De quand date cette proposition du ministre?

«Nous avons entamé la procédure en octobre 2016.

Les gens qui me connaissent (...) vont regretter mon départ…

John Santurbano, directeur de l’Ana

En plein conflit au sein même de l’Ana donc… Cette proposition était-elle une promotion ou une manière de calmer les esprits au sein de l’administration?

«Au 1er octobre, cela fera 27 ans que je travaille au sein de l’Ana. J’ai fait tous les postes à responsabilité, du prévisionniste au poste de directeur, en passant par celui de responsable de certification ou celui de chef de service. L’une des dernières étapes pour moi était de faire la certification de l’aérodrome, ce que nous avons commencé. J’ai 50 ans et si je veux encore un challenge, c’est maintenant ou jamais.

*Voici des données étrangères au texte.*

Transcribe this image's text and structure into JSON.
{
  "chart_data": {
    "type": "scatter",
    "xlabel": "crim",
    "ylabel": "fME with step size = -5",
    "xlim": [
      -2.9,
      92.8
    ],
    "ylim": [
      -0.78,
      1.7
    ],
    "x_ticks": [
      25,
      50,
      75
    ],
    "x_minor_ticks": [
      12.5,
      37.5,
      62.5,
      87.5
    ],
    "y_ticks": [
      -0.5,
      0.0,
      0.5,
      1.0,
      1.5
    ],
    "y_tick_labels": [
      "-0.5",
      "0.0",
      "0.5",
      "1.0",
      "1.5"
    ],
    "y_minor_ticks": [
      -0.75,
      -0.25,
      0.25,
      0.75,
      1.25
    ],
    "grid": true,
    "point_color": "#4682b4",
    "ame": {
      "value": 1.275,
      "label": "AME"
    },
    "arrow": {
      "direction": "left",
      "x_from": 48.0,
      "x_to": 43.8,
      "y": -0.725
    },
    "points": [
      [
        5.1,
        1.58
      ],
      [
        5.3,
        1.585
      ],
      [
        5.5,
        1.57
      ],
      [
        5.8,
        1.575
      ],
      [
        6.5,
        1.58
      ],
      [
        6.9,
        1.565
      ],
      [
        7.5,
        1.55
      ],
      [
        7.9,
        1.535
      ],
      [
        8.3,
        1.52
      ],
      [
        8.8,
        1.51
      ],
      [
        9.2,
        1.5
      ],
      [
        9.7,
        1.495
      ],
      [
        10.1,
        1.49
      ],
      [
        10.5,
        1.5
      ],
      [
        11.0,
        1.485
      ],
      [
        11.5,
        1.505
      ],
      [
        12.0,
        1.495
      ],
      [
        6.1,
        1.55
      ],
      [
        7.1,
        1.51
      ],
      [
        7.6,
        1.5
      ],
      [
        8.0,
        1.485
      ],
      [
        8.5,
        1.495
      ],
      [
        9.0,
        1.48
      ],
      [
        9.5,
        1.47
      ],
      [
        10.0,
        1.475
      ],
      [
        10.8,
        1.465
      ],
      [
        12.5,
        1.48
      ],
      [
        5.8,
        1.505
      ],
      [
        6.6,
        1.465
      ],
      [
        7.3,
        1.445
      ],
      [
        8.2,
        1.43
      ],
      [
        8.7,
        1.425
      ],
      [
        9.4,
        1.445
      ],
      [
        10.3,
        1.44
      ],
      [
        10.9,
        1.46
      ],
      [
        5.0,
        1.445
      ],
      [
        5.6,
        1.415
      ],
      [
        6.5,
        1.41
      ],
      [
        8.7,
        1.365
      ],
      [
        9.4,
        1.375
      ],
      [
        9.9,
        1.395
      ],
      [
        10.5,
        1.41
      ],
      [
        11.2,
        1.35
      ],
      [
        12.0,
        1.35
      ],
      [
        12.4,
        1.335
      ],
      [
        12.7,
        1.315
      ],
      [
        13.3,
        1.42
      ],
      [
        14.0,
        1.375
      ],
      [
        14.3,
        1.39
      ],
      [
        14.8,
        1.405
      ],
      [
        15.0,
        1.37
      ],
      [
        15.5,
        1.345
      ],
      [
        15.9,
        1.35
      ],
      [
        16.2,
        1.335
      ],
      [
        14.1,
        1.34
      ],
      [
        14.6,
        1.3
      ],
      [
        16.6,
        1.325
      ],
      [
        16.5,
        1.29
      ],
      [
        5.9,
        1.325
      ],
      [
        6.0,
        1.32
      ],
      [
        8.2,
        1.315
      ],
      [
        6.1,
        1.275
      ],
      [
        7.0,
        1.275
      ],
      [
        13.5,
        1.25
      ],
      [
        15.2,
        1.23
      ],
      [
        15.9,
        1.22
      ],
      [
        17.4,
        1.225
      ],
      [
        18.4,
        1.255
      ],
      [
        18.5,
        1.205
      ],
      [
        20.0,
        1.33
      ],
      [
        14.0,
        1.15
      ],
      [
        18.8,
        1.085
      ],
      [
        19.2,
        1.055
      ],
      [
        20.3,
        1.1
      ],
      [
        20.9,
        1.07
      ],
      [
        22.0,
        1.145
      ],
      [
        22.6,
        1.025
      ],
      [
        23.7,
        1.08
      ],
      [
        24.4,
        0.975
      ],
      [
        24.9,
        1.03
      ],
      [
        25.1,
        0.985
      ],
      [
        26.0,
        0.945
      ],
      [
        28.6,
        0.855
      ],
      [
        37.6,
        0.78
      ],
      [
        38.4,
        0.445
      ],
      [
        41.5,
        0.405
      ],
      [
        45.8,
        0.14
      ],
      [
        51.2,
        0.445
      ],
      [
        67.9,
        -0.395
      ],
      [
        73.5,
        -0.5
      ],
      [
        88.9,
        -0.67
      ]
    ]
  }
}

Quel message en interne ce départ peut-il envoyer?

«Les fonctionnaires savent qu’il y aura une continuité, étant donné que le directeur adjoint, Claudio Clori, sera nommé directeur faisant fonction. Les gens qui me connaissent et qui savent ce qui a été fait au cours des dernières années vont regretter mon départ…

Je vais au Muac pour cinq ans.

John Santurbano, directeur de l’Ana

Et qu’en sera-t-il au sein du MDDI, où vous êtes connu pour votre franc-parler?

«Au ministère, ils devraient être contents et tristes à la fois, car j’étais quelqu’un de critique, pas toujours simple, mais qui a fait avancer les choses et qui a toujours répondu présent quand il s’agissait de trouver des solutions à des problèmes. Nous avons réussi à certifier l’Ana en matière de sécurité aéronautique, on va le faire en matière environnementale, nous avons fait les démarches pour la certification de l’aérodrome, etc. On peut donc dire que sous Santurbano, l’Ana a avancé même si le personnage Santurbano n’était pas toujours humble…

En quoi consisteront vos nouvelles fonctions au sein du Muac?

«Mon rôle à Maastricht sera de veiller au bon fonctionnement du contrôle aérien de 1,7 million de vols commerciaux par an et de garantir le fonctionnement de cette instance qui possède un budget de plus de 500 millions d’euros chaque année. J’y vais pour une durée de cinq années, comme prévu pour ce type de poste à responsabilité au niveau européen.

Je conseillerais donc à mon successeur d’être franc.

John Santurbano, directeur de l’Ana

Quel bilan tirez-vous de vos années passées à la tête d’une administration luxembourgeoise?

«Le Luxembourg est un pays très performant et efficace, je suis fier d’appartenir à la fonction publique luxembourgeoise, mais j’ai tout de même constaté qu’à certaines occasions, nous avons beaucoup trop peur pour accepter les changements. Selon moi, le pays devrait être prêt à changer plus rapidement et cesser d’avoir peur des changements qui sont inéluctables. Car ce pays appartient à un monde globalisé en perpétuelle évolution. Nous devons, si nous voulons rester ce beau pays efficace et performant, changer de mentalité: ne plus avoir peur du changement, mais au contraire l’aimer. Et donc se remettre en question et ne pas rester figé.

Quel(s) conseil(s) souhaiteriez-vous donner à votre successeur?

«Le plus important serait de savoir qu’il n’y a pas d’antagonisme dans le fait d’être un fonctionnaire loyal envers son ministère de tutelle et d’être à l’écoute des fonctionnaires de son administration et de les soutenir dans toute circonstance. Je conseillerais donc à mon successeur d’être franc, de beaucoup communiquer avec ses équipes pour expliquer les décisions qui ont été prises et oser remettre en question, contrarier et critiquer des choix, mais toujours en proposant des solutions. Quitte à se retrouver en minorité dans certains cas.»